Un proverbio árabe decía: “siéntate a la puerta de tu tienda y verás pasar el cadáver de tu enemigo”. ¿Y si tú te mueres antes?.

¿Se puede pasar la vida sin tener algún enemigo?. Si te lo propones, sí. Podría ocurrir que alguien se considere enemigo tuyo, pero ese será su problema, si no lo aceptas como tal.

¿Por qué surgen las enemistades?. Las luchas por el poder o el dinero son ocasiones propicias. ¿No es inevitable que haya muchas, cuando el sistema dominante está montado sobre esas competiciones?. Si conseguimos otro sistema en el que la cooperación sea la regla, ¿no sería la convivencia completamente distinta?.

Tener tirria alguien o que nos caiga mal es uno o varios peldaños inferiores éticamente a la enemistad que conlleva un sentimiento de odio. Claro que son escalones descendentes, por lo que hay que tener cuidado para no empezar a recorrerlos, no sea que te caigas y aceleres la caída.

Más difícil será que alguna persona a la que has entregado la confianza de tu amistad, no te resulte falsa. ¿Es extraño que eso te duela, con más intensidad cuanta mayor haya sido la confianza y las intimidades que hayas compartido?.

Un grado peor es la traición de quien considerabas tu amigo. ¿No es de los peores dolores que te puedes encontrar en la vida?.

También ocurre que, a veces, te encuentras al cabo de los años con un antiguo amigo.
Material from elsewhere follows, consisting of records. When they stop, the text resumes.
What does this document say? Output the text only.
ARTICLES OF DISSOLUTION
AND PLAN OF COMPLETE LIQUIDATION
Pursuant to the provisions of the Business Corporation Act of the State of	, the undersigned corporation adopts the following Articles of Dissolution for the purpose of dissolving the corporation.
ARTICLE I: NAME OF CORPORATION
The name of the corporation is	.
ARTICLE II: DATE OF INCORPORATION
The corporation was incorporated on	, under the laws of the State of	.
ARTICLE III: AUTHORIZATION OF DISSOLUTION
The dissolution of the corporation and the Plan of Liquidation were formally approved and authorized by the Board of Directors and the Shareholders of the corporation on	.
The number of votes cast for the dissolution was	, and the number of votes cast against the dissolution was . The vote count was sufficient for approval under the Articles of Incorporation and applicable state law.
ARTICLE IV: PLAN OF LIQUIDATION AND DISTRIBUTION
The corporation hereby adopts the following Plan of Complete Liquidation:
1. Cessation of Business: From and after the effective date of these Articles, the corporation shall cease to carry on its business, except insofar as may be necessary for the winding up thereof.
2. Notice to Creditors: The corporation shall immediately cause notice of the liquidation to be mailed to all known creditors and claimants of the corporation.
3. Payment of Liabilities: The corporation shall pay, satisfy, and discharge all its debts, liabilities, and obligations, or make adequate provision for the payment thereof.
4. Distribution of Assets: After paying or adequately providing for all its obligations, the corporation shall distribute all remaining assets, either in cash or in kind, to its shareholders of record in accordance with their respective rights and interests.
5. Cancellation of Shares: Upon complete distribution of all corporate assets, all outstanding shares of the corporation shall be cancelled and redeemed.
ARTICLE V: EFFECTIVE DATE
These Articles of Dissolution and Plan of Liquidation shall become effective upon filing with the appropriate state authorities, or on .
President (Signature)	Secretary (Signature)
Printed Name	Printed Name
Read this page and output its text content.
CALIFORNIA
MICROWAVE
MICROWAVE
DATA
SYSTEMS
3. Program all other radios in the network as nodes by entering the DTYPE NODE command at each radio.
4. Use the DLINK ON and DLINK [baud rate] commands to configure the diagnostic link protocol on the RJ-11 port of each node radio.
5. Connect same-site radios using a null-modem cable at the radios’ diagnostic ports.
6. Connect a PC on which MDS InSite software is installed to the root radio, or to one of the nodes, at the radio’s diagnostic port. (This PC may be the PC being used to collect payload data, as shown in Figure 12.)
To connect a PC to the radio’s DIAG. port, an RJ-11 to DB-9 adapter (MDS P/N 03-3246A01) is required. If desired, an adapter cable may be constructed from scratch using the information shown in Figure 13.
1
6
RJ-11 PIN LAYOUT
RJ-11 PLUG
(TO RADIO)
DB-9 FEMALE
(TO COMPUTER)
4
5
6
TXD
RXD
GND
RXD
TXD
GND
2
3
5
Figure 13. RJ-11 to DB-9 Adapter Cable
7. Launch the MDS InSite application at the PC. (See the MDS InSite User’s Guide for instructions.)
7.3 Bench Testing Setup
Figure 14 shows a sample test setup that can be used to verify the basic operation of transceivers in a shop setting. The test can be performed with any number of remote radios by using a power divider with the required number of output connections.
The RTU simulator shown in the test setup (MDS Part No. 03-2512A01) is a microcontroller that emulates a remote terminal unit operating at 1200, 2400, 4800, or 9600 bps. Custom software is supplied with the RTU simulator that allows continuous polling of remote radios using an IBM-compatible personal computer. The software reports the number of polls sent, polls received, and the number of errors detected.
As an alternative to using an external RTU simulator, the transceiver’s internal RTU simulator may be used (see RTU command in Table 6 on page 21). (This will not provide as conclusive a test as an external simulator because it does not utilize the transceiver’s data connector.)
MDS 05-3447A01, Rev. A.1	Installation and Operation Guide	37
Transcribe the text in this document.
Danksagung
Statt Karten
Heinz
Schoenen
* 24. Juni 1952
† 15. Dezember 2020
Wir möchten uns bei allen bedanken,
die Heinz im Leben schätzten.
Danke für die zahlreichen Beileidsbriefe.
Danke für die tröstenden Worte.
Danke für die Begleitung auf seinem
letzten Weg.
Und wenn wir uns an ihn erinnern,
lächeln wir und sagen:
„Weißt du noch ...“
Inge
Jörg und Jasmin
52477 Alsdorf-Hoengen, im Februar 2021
Los dos habéis evolucionado y encuentras que ahora tenéis escasas cosas en común. Cuando la disparidad es muy grande, surge la pregunta, ¿qué ví en esa persona para llegar a congeniar tanto?.

La respuesta a esos desencuentros, desilusionantes o dañinos, puede oscilar entre dos extremos. O cerrar el corazón y negarse a nuevas aperturas o mantener abierta la capacidad de confiar, aunque sepamos que podemos volver a equivocarnos.

Claro que no podremos evitar estar ya un tanto escamados y tener los ojos abiertos para no caer en ingenuidades apresuradas. Pero, si conservamos el espíritu joven y no nos plegamos a senilidades amargas, mantendremos viva la esperanza cordial.

Eso exige magnanimidad de corazón. Ser capaz de perdonar, no guardar rencor, no desear mal alguno e incluso llegar al extremo, si nos necesita quien nos desilusionó o hirió, de hacerle el bien que le pueda ayudar.

Hay quien piensa, con cierta dosis de fatalismo, que todo lo que nos ocurre es fruto del destino y que no tenemos que perder el tiempo en preguntarnos el por qué. No estoy de acuerdo del todo. Sé que existe el azar, la naturaleza y la conducta de los seres humanos que inciden en los acontecimientos.

Pero también está nuestra propia responsabilidad. ¿No recogemos, a menudo, el fruto de lo que hemos sembrado anteriormente?. Por eso, indagar el por qué, es saludable para no repetir -si podemos- los mismos errores.

Mas no basta con esto. Hemos de aceptar lo ocurrido sin perdernos en lamentaciones inútiles. El reto es: ¿qué hago a partir de ahí, sea bueno o malo?. Por muy malo que nos parezca, no faltarán consecuencias salutíferas, si sabemos aprovecharlas.

El presente, heredero de las posibilidades heredadas de nuestro ayer, es un página -no en blanco, claro- pero sí a la espera de nuestras decisiones con las que labramos nuestro futuro.

Los frutos de esas decisiones nunca los conocemos de antemano. Porque no dependen únicamente de la impronta que pongamos en ellos. Dependen, además, de factores ajenos a nuestra voluntad.

Ocurre que nuestro destino es ser sembradores. Recogemos la cosecha que otros sembraron. Y casi todo de lo que sembramos servirá para quienes vengan detrás de nosotros.

El egoísmo de pensar sólo para mí o para los nuestros, típico del pensamiento único dominante, es antinatural. El árbol que plantemos dará sombra a futuros seres.

Cuidar, abonar, proteger, integrar, son acciones propias de quienes se consideran custodios de la Casa Común. En cambio, los depredadores arruinan, destruyen, dinamitan la convivencia, conducen al suicidio de nuestra especie y de la mayoría de las que comparten nuestro planeta.

¿Puede haber libertad sin responsabilidad?. ¿Por qué creer en un destino ciego que nos impulsa?. ¿Impuesto por quién?.